Semina of SKKU Convergence Instititute for Intelligence and Information
- 2017-11-30
1. Date: 2017. 12. 04 (Mon) 16:00 ~ 17:00
2. Venue: SKKU Natural Science Campus, Research and Business Center 7th Floor, 85777
3. Speaker: Dr. Chanwoo Kim (Senior Software Engineer @ Google Speech Recognition Team)
4. Topic: Recent advances in speech recognition techniques using neural networks and very large training sets
5. Inquiry: Prof. Taeseob, Moon (031-299-4326, tsmoon@skku.edu)
[ Abstract ]
In this talk, we will discuss recent advances in speech recognition techniques using neural networks and very large training sets. Since 2010, the development of various types of neural networks, the availability of very large training sets, and the powerful data centers with a large number of CPUs/GPUs have greatly improved speech recognition. These improvements made it possible to use speech recognition systems for home appliances, robots, and voice assistant systems such as Google Home and Amazon Alexa. This talk consists of three parts.
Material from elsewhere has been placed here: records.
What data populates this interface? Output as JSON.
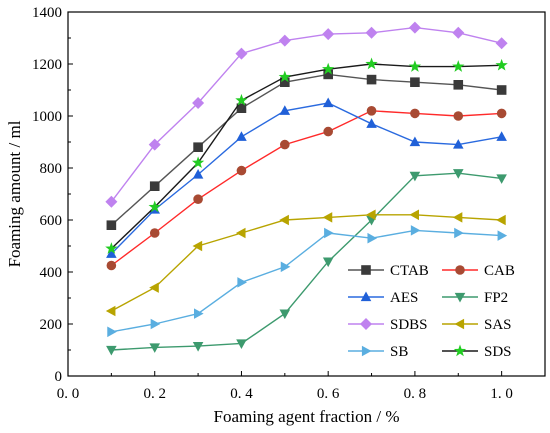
{
  "chart_data": {
    "type": "line",
    "xlabel": "Foaming agent fraction / %",
    "ylabel": "Foaming amount / ml",
    "xlim": [
      0.0,
      1.1
    ],
    "ylim": [
      0,
      1400
    ],
    "grid": false,
    "legend_position": "bottom-right",
    "legend_columns": 2,
    "x_ticks": [
      0.0,
      0.2,
      0.4,
      0.6,
      0.8,
      1.0
    ],
    "x_tick_labels": [
      "0. 0",
      "0. 2",
      "0. 4",
      "0. 6",
      "0. 8",
      "1. 0"
    ],
    "y_ticks": [
      0,
      200,
      400,
      600,
      800,
      1000,
      1200,
      1400
    ],
    "y_tick_labels": [
      "0",
      "200",
      "400",
      "600",
      "800",
      "1000",
      "1200",
      "1400"
    ],
    "x": [
      0.1,
      0.2,
      0.3,
      0.4,
      0.5,
      0.6,
      0.7,
      0.8,
      0.9,
      1.0
    ],
    "series": [
      {
        "name": "CTAB",
        "marker": "square",
        "color": "#555555",
        "marker_color": "#3a3a3a",
        "values": [
          580,
          730,
          880,
          1030,
          1130,
          1160,
          1140,
          1130,
          1120,
          1100
        ]
      },
      {
        "name": "CAB",
        "marker": "circle",
        "color": "#ff2a2a",
        "marker_color": "#a84a33",
        "values": [
          425,
          550,
          680,
          790,
          890,
          940,
          1020,
          1010,
          1000,
          1010
        ]
      },
      {
        "name": "AES",
        "marker": "triangle-up",
        "color": "#2a6adf",
        "marker_color": "#2060d8",
        "values": [
          470,
          640,
          775,
          920,
          1020,
          1050,
          970,
          900,
          890,
          920
        ]
      },
      {
        "name": "FP2",
        "marker": "triangle-down",
        "color": "#3d9a6e",
        "marker_color": "#3d9a6e",
        "values": [
          100,
          110,
          115,
          125,
          240,
          440,
          600,
          770,
          780,
          760
        ]
      },
      {
        "name": "SDBS",
        "marker": "diamond",
        "color": "#bf82ef",
        "marker_color": "#bf82ef",
        "values": [
          670,
          890,
          1050,
          1240,
          1290,
          1315,
          1320,
          1340,
          1320,
          1280
        ]
      },
      {
        "name": "SAS",
        "marker": "triangle-left",
        "color": "#b8a400",
        "marker_color": "#b8a400",
        "values": [
          250,
          340,
          500,
          550,
          600,
          610,
          620,
          620,
          610,
          600
        ]
      },
      {
        "name": "SB",
        "marker": "triangle-right",
        "color": "#5aaee0",
        "marker_color": "#5aaee0",
        "values": [
          170,
          200,
          240,
          360,
          420,
          550,
          530,
          560,
          550,
          540
        ]
      },
      {
        "name": "SDS",
        "marker": "star",
        "color": "#1a1a1a",
        "marker_color": "#22cc22",
        "values": [
          490,
          650,
          820,
          1060,
          1150,
          1180,
          1200,
          1190,
          1190,
          1195
        ]
      }
    ]
  }
}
Part 1 provides an overview of recent acoustic model training techniques such as Cross Entropy (CE) training, Connectionist Temporal Classification (CTC), various discriminative sequence training such as state-level Minimum Bayes Risk (sMBR). We also describe how to model the acoustic feature distribution using Feed-Forward Deep Neural Networks (FF-DNNs), Long Short-Term Memories (LSTMs), Gated Recurrent Units (GRUs), and grid-LSTMs. In Part 2, we will discuss simulated data generation and semi-supervised training. We usually do not have enough data for new speech recognition domains. To solve this problem, we create large-scale acoustically simulated databases from existing data. For very large training sets, labeling has been always a very time-consuming and difficult problem. We discuss semi-supervised training techniques to generate labels for such cases. In Part 3, we will look into end-to-end neural recognizers combining both the Acoustic Modeling (AM) and the Language Modeling (LM). Conventional speech recognition systems consist of several isolated components such as AM, LM, pronunciation dictionary, and so on. Thus, building and training such systems have been very difficult and have required a lot of parameter tuning.We describe the attention-model based approaches, the CTC-based approaches, and the Recursive Neural Network (RNN) transducer techniques, and compare their performances.